Eng was then eliminated at the restart when Felipe Fraga pushed Clemens Schmid’s Lamborghini into him and he “got an ABS error, something broke on the front-right I think”.
It was the second time Eng had been impacted by the rule after an early safety car in the second race at Imola, where he had been running ahead of van der Linde, that also shook up the order and required him to fight back to sixth on his team-mate’s tail.
Eng told Autosport that the Nurburgring race had been “such a missed chance” to score a first victory of the year, as “we had the pace to win this race today”.
“At Norisring we had a full course yellow for a few laps [at the start of the pit window after Alessio Deledda punted Esteban Muth into Franck Perera], and in my eyes this worked perfectly,” he said.
“You just, if there is an incident, put the full course yellow out, wait until everybody did their pitstop and then the race can go green again without any issues.
“As it stands now, you screw over 50% of the field, or a bit less because there are some teams which have one gantry only.
“Maybe this needs some re-thinking, because it was also the case that it was the issue in Imola for me, and here as well.”
SSR Performance driver Laurens Vanthoor was running ninth prior to the safety car, three spots behind eventual runner-up Dennis Olsen.
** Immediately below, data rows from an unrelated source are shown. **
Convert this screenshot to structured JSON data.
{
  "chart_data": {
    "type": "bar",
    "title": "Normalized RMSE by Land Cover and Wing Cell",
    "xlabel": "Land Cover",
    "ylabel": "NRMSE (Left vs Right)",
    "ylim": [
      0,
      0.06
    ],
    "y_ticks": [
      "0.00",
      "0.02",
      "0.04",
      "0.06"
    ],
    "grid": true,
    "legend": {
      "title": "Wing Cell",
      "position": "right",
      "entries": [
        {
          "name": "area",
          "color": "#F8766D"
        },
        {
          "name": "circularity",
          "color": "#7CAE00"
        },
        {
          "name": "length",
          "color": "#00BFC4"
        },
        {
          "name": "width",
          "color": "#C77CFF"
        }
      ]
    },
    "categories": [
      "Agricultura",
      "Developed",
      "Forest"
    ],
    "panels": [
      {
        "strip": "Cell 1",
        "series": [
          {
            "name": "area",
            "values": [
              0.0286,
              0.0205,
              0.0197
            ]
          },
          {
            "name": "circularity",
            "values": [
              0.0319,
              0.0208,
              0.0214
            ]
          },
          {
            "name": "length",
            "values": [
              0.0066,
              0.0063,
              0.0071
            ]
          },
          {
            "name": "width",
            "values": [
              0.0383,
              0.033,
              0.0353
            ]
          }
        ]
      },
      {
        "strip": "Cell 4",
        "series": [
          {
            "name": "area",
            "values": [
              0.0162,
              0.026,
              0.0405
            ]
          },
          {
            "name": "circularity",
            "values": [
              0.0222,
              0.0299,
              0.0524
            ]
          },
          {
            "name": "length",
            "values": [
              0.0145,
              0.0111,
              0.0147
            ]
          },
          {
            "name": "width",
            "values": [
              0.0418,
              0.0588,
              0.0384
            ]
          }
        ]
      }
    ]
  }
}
The Belgian was also impacted by the rule, having to follow Eng around for another lap before pitting and rejoined at the back of the pack.
Speaking to Autosport after finishing 11th, he agreed with Eng that the ruling was “unfair” and revealed that it had “been discussed already multiple times” with disgruntled drivers.
“You’re obviously always more vocal if you’re in that situation compared to when you’re not, but I don’t understand how such a rule can even exist,” he said.
“Half of the field has an unfair chance and their race basically gets screwed completely. I was at the point where I was second-to-last, because of this.
“It’s unfair for half of the field. I was in the situation but I would think the same if it was the other way around.
“I don’t see absolutely any valid point why to do it this way.”